On aime d’abord dans cette réécriture du mythe son aspect socialement engagé. Et si l’on redonnait voix au chapitre aux miséreux? Fuck la famille Wayne et les héros sortis des beaux manoirs! Si l’on grattait un peu derrière les masques, quels secrets y trouverait-on? Les méchants n'ont-ils jamais de circonstances atténuantes?
Le deuxième aspect jubilatoire du long-métrage réside en son montage qui ne cesse de jouer avec le temps et ménage un suspense qui ne faiblit jamais. Tout le génie de cette fiction réside dans le brouillage des frontières entre la réalité et le délire du protagoniste principal. Le spectateur est malmené à plaisir et ne saurait démêler le vrai du faux.

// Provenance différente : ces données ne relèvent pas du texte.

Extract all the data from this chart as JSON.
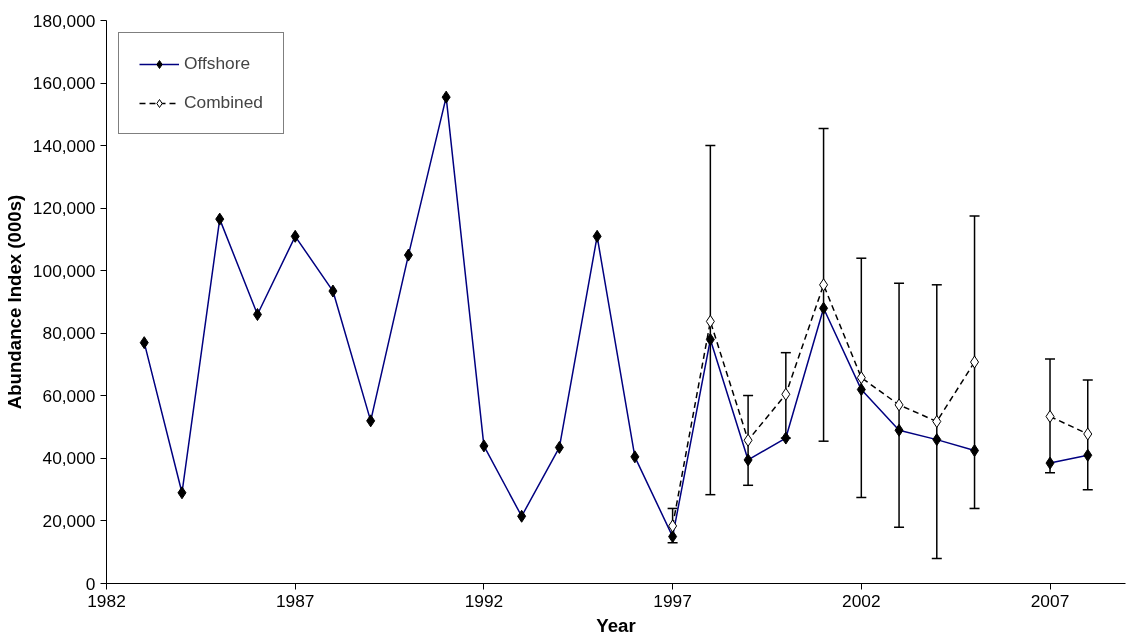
{
  "chart_data": {
    "type": "line",
    "xlabel": "Year",
    "ylabel": "Abundance Index (000s)",
    "x": [
      1983,
      1984,
      1985,
      1986,
      1987,
      1988,
      1989,
      1990,
      1991,
      1992,
      1993,
      1994,
      1995,
      1996,
      1997,
      1998,
      1999,
      2000,
      2001,
      2002,
      2003,
      2004,
      2005,
      2006,
      2007,
      2008
    ],
    "series": [
      {
        "name": "Offshore",
        "color": "#000080",
        "line_style": "solid",
        "values": [
          77000,
          29000,
          116500,
          86000,
          111000,
          93500,
          52000,
          105000,
          155500,
          44000,
          21500,
          43500,
          111000,
          40500,
          15000,
          78000,
          39500,
          46500,
          88000,
          62000,
          49000,
          46000,
          42500,
          null,
          38500,
          41000
        ]
      },
      {
        "name": "Combined",
        "color": "#000000",
        "line_style": "dashed",
        "values": [
          null,
          null,
          null,
          null,
          null,
          null,
          null,
          null,
          null,
          null,
          null,
          null,
          null,
          null,
          18400,
          83800,
          45800,
          60500,
          95500,
          65800,
          57100,
          51800,
          70800,
          null,
          53400,
          47800
        ],
        "errors": [
          null,
          null,
          null,
          null,
          null,
          null,
          null,
          null,
          null,
          null,
          null,
          null,
          null,
          null,
          [
            13000,
            24000
          ],
          [
            28400,
            140000
          ],
          [
            31400,
            60100
          ],
          [
            46500,
            73800
          ],
          [
            45500,
            145500
          ],
          [
            27500,
            104000
          ],
          [
            18000,
            96000
          ],
          [
            8000,
            95500
          ],
          [
            24000,
            117500
          ],
          null,
          [
            35400,
            71800
          ],
          [
            30000,
            65100
          ]
        ]
      }
    ],
    "xlim": [
      1982,
      2009
    ],
    "xticks": [
      1982,
      1987,
      1992,
      1997,
      2002,
      2007
    ],
    "ylim": [
      0,
      180000
    ],
    "yticks": [
      {
        "value": 0,
        "label": "0"
      },
      {
        "value": 20000,
        "label": "20,000"
      },
      {
        "value": 40000,
        "label": "40,000"
      },
      {
        "value": 60000,
        "label": "60,000"
      },
      {
        "value": 80000,
        "label": "80,000"
      },
      {
        "value": 100000,
        "label": "100,000"
      },
      {
        "value": 120000,
        "label": "120,000"
      },
      {
        "value": 140000,
        "label": "140,000"
      },
      {
        "value": 160000,
        "label": "160,000"
      },
      {
        "value": 180000,
        "label": "180,000"
      }
    ],
    "grid": false,
    "legend": "top left",
    "marker": "diamond"
  }
}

La bande-sonore tonitrue de justesse…et la scène plongeante dans un immense escalier urbain joue en ce sens les acmés de cette mascarade dansée : le Joker, en effet, s'extirpe peu à peu de sa carapace et ses chorégraphies fébriles fonctionnent comme un exécutoire, souvent prélude au crime libérateur. La qualité photographique de l’image est tout simplement époustouflante…chaque séquence est d’une esthétique citadine saisissante. Chaque scène compte et recèle de plans, d’angles de vues et de cadrages judicieux. Les couleurs balançant entre décors saturés et ambiances entre chien et loup sont fascinantes. L’utilisation récurrente des miroirs - nécessaire accessoire pour qui a besoin d’exister -, des effets de transparence derrière les vitres - pour se sentir toujours épié - et de motifs à carreaux qui rappellent l’arlequin joueur…sont autant de clins d’oeil visuels pertinents.

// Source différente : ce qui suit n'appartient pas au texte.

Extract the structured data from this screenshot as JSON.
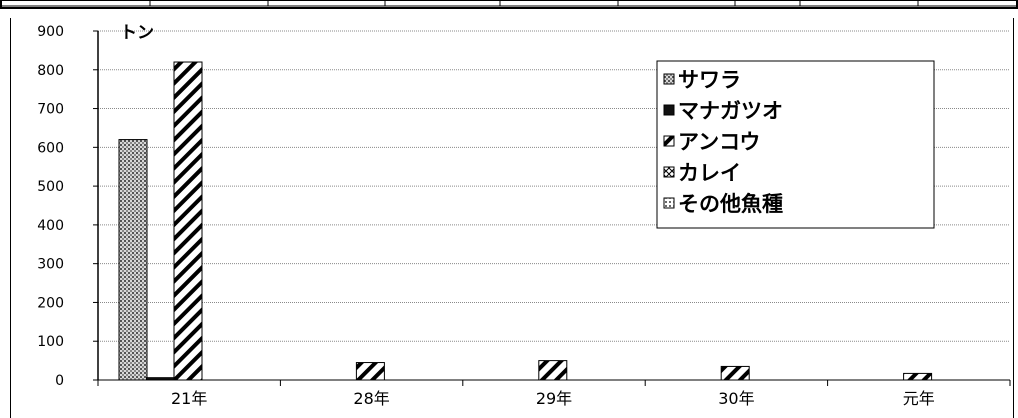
{
  "chart_data": {
    "type": "bar",
    "unit_label": "トン",
    "categories": [
      "21年",
      "28年",
      "29年",
      "30年",
      "元年"
    ],
    "series": [
      {
        "name": "サワラ",
        "values": [
          620,
          0,
          0,
          0,
          0
        ]
      },
      {
        "name": "マナガツオ",
        "values": [
          6,
          0,
          0,
          0,
          0
        ]
      },
      {
        "name": "アンコウ",
        "values": [
          820,
          45,
          50,
          35,
          17
        ]
      },
      {
        "name": "カレイ",
        "values": [
          0,
          0,
          0,
          0,
          0
        ]
      },
      {
        "name": "その他魚種",
        "values": [
          0,
          0,
          0,
          0,
          0
        ]
      }
    ],
    "ylim": [
      0,
      900
    ],
    "yticks": [
      0,
      100,
      200,
      300,
      400,
      500,
      600,
      700,
      800,
      900
    ],
    "ytick_labels": [
      "0",
      "100",
      "200",
      "300",
      "400",
      "500",
      "600",
      "700",
      "800",
      "900"
    ],
    "grid": true,
    "legend_position": "top-right"
  }
}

La distribution fait un sans-faute…Robert de Niro convainc en animateur de stand-up télévisé et Joaquin Phoenix est GENIAL. Il « poingte » avec un charisme tonitruant les injustices, provoque à la fois un sentiment de malaise ténu vis à vis de cet individu psychopathe d’une violence immaîtrisable tout autant qu’une paradoxale empathie pour cet être au regard d’agneau. Sa gestuelle a été travaillée à la perfection : il campe un clown magnifique et dont on se souviendra longtemps.
Evidemment que vous irez le voir…ce film va devenir un classique! Ce rire irrépressible du Joker, ce masque enfariné aux yeux noirs, c’est la grimace d’un monde qui souffre, prémices d’une implosion sociétale annoncée…
Séance de maquillage au sourire endolori, coup de téléphone désespéré accroché au fil d’une cabine téléphonique, rencontre magique avec Bruce Wayne en devenir, minute de bonheur en suspension dans un théâtre avec Chaplin, gouttes de sang perlées sur le maquillage blanc…Les plus belles séquences sont assurément celles qui sont tournées dans les rames de métros, où la tension à lumière intermittente devient insoutenable, où les masques en nombre protègent les desseins d’un comique aliéné…
Que cache le sourire de Joker? Peut-être un rêve foulé aux pieds…
Joker
Date de sortie : 9 octobre 2019
Durée : 2h 02min
Réalisateur : Todd Phillips
Avec Joaquin Phoenix, Robert De Niro, Zazie Beetz….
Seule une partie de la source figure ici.